Il lifting mid face, noto anche come lifting del terzo medio, è un intervento di chirurgia plastica che mira a ringiovanire la zona centrale del viso, comprendente le guance, l'area sotto gli occhi e la parte superiore del labbro. Questa procedura agisce sui tessuti molli che con l'età tendono a cedere verso il basso, creando solchi nasolabiali profondi, perdita di volume zigomatico e un generale aspetto stanco del volto. L'intervento funziona attraverso il riposizionamento chirurgico dei tessuti nella loro sede originale, ripristinando i volumi giovanili e riducendo significativamente i segni dell'invecchiamento. La durata dell'intervento varia generalmente tra le 2 e le 3 ore, a seconda della complessità del caso e delle tecniche utilizzate. Il candidato ideale per il lifting mid face è una persona di età compresa tra i 40 e i 60 anni che presenta un cedimento moderato dei tessuti del terzo medio, senza eccessi cutanei eccessivi che richiederebbero un lifting completo. I benefici principali includono il ripristino dei volumi zigomatici, la riduzione dei solchi nasolabiali, il miglioramento del contorno delle palpebre inferiori e un generale effetto ringiovanente che mantiene l'espressività naturale del viso.

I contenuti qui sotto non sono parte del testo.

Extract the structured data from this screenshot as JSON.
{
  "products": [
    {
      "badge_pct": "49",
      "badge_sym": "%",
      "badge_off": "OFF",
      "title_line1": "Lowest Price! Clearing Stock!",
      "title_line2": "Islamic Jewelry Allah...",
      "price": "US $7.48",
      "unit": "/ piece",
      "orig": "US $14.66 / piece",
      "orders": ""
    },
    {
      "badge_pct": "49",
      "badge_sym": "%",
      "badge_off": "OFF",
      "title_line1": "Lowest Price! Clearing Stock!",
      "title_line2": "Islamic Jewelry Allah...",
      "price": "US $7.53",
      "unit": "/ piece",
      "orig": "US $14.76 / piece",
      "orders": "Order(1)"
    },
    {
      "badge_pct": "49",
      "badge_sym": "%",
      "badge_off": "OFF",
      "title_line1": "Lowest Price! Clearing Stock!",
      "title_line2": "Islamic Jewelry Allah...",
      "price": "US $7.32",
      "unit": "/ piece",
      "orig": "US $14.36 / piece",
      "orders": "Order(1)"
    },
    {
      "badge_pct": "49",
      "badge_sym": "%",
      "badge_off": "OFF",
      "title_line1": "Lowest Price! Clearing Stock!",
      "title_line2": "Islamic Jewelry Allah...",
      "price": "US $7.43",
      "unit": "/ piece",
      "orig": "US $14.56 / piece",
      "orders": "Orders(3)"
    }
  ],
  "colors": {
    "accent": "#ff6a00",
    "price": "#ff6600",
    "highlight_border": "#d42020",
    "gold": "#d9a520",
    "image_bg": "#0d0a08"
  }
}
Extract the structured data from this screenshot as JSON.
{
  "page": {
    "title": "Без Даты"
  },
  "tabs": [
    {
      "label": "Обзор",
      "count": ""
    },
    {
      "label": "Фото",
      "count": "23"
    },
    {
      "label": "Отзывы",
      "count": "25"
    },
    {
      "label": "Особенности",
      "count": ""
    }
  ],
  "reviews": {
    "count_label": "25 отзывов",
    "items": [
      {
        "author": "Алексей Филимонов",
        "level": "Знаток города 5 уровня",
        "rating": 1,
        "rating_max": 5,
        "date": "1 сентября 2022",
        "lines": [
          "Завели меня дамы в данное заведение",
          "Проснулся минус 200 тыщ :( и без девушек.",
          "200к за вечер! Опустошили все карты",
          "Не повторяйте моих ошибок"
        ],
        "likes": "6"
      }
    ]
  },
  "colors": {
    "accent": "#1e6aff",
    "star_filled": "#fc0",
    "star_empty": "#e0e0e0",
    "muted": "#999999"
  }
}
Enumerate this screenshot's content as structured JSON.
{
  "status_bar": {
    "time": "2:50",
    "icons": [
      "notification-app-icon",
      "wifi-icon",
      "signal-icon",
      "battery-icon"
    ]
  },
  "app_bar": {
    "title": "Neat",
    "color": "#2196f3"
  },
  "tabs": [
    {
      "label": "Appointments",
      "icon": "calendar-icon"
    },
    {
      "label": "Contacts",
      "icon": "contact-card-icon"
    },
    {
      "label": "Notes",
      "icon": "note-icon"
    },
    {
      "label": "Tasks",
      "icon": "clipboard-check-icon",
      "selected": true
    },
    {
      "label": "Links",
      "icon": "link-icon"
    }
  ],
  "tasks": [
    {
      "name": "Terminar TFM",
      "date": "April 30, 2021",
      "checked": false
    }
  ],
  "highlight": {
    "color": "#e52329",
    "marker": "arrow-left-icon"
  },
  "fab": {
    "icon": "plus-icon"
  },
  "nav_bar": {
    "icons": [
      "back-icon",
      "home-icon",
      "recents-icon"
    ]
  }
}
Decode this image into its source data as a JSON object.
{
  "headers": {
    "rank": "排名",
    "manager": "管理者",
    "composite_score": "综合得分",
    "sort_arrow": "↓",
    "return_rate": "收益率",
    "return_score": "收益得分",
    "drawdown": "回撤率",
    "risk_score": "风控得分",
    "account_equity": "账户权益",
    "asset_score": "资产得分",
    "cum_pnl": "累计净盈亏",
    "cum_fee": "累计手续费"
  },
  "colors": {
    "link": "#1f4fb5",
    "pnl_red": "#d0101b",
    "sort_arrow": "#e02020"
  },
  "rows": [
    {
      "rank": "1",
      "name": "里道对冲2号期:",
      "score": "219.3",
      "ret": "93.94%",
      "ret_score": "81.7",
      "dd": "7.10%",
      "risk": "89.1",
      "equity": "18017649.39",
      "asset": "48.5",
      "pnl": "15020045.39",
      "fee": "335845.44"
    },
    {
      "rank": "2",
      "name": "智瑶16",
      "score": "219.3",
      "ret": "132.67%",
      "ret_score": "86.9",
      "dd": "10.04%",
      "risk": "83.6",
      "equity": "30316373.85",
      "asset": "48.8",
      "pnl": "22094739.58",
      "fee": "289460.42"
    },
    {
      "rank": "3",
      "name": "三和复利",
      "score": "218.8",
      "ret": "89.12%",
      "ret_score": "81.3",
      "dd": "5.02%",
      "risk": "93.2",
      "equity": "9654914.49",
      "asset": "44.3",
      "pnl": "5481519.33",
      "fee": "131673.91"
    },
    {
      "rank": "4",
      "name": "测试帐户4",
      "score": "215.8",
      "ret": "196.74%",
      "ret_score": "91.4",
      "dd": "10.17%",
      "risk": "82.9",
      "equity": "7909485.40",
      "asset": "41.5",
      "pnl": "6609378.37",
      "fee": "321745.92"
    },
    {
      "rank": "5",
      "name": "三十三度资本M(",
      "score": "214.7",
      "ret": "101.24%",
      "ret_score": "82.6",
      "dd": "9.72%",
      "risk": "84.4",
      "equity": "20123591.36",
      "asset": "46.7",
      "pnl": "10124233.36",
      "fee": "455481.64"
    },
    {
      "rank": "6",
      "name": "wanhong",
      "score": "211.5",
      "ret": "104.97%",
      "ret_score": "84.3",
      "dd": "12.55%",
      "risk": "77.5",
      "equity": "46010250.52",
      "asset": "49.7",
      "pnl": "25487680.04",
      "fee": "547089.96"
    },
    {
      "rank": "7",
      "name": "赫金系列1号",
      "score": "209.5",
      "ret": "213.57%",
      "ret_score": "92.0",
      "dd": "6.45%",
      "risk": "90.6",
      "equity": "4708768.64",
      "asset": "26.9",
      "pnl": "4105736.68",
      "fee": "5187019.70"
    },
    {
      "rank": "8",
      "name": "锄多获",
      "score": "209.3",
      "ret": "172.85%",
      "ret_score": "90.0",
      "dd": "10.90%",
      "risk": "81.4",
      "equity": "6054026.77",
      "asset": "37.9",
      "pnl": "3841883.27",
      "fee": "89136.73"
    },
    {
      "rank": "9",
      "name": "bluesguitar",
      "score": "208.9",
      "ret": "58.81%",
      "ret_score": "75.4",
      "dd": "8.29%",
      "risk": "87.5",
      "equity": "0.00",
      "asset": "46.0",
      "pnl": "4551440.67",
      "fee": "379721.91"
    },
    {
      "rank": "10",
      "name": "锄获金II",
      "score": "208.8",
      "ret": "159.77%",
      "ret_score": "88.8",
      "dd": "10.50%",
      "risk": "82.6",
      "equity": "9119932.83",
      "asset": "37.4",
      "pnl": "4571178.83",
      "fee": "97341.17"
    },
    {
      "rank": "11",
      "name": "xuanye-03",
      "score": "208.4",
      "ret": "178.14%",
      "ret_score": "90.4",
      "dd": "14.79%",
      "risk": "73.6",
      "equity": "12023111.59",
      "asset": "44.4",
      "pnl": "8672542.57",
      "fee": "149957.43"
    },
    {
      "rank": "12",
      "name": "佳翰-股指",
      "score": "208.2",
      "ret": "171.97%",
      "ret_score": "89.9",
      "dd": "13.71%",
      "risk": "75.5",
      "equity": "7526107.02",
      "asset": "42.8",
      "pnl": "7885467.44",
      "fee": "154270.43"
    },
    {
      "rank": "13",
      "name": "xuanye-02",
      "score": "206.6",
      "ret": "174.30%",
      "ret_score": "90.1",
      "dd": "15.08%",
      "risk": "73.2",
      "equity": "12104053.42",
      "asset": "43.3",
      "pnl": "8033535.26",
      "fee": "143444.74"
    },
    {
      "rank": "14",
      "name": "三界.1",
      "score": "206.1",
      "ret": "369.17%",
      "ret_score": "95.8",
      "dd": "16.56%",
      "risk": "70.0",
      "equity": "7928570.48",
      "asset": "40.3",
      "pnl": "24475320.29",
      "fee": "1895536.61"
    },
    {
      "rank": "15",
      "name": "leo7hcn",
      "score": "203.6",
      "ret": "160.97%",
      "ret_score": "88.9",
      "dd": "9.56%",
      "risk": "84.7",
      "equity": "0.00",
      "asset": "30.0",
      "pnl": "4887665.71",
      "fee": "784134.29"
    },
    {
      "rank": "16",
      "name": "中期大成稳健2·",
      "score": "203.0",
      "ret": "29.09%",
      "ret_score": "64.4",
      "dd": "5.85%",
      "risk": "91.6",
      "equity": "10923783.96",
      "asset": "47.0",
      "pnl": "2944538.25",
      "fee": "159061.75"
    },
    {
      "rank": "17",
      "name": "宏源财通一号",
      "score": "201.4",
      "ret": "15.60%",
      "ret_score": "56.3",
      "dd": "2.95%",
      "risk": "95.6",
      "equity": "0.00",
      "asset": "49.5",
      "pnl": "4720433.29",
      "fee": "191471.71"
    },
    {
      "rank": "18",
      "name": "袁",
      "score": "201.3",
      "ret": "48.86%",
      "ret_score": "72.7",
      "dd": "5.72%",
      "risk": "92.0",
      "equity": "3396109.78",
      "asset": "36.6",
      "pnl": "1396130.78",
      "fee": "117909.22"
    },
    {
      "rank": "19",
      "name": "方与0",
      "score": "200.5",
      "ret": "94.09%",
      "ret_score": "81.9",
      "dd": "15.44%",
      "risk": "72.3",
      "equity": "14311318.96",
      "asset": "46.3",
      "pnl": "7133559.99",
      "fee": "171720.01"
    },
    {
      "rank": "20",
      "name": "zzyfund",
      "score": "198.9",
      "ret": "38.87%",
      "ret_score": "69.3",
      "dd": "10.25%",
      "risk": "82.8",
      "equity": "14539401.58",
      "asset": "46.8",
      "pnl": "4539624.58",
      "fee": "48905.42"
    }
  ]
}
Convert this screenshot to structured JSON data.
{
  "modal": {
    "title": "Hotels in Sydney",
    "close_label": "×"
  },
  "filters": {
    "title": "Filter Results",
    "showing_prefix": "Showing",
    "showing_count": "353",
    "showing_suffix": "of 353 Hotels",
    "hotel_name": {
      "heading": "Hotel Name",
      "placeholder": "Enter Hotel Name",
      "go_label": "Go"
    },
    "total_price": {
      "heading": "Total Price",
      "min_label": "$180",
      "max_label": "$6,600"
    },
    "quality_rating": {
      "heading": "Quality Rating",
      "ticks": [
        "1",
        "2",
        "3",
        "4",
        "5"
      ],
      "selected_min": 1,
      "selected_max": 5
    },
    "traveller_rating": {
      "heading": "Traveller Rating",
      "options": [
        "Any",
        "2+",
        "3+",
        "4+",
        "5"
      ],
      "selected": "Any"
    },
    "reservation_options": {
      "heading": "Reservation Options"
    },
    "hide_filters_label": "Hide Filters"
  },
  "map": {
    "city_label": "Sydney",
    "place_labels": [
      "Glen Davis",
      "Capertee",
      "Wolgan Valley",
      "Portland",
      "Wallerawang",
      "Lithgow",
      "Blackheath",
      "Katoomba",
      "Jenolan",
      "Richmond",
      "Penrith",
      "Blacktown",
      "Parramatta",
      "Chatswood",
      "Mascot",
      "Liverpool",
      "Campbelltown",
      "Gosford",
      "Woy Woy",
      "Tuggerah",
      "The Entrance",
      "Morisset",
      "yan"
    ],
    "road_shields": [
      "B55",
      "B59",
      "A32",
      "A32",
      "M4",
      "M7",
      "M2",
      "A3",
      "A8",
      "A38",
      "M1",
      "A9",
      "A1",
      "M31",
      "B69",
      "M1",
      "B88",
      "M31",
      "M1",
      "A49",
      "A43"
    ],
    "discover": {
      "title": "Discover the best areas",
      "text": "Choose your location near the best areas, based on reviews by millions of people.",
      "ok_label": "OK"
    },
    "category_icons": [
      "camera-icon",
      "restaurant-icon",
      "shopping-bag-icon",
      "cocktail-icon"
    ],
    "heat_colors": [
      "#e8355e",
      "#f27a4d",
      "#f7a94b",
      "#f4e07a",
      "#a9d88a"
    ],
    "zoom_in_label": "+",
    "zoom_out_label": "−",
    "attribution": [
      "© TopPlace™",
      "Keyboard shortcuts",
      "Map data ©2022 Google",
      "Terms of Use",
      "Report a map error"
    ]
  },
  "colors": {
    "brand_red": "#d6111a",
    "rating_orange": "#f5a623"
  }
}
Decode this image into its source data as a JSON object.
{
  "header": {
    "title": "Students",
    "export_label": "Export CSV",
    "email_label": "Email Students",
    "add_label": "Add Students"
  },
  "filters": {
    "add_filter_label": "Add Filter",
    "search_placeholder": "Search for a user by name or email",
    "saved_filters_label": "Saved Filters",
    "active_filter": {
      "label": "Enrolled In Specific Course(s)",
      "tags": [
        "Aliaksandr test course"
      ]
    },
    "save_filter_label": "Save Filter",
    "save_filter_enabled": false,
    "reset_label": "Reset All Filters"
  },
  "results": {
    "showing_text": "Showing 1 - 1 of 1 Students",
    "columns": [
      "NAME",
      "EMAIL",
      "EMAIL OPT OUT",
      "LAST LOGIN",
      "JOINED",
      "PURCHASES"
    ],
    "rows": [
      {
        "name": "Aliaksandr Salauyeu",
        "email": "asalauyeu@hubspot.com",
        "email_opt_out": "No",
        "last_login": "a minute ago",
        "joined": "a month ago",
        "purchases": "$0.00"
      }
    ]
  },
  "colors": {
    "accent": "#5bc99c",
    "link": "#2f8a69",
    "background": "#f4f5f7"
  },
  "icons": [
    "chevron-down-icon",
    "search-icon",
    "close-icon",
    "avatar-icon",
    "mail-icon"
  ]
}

Il lifting mid face è particolarmente indicato per pazienti di età compresa tra i 40 e i 65 anni che presentano specifici segni di invecchiamento nella zona centrale del viso. Il candidato ideale mostra un cedimento dei tessuti delle guance con conseguente appiattimento degli zigomi, solchi nasolabiali marcati, borse palpebrali inferiori e un generale aspetto svuotato del terzo medio del volto. Questo intervento è perfetto per chi desidera un ringiovanimento mirato senza dover ricorrere a un lifting completo del viso. È importante che i pazienti abbiano aspettative realistiche e comprendano che l'obiettivo è ottenere un miglioramento naturale piuttosto che una trasformazione drastica. L'intervento risolve efficacemente problematiche come la perdita di proiezione zigomatica, le rughe delle guance, i solchi che si formano dall'ala del naso agli angoli della bocca e il generale rilassamento cutaneo del terzo medio. Non è invece indicato per chi presenta un invecchiamento prevalentemente concentrato su collo e mandibola, che richiederebbe tecniche chirurgiche differenti.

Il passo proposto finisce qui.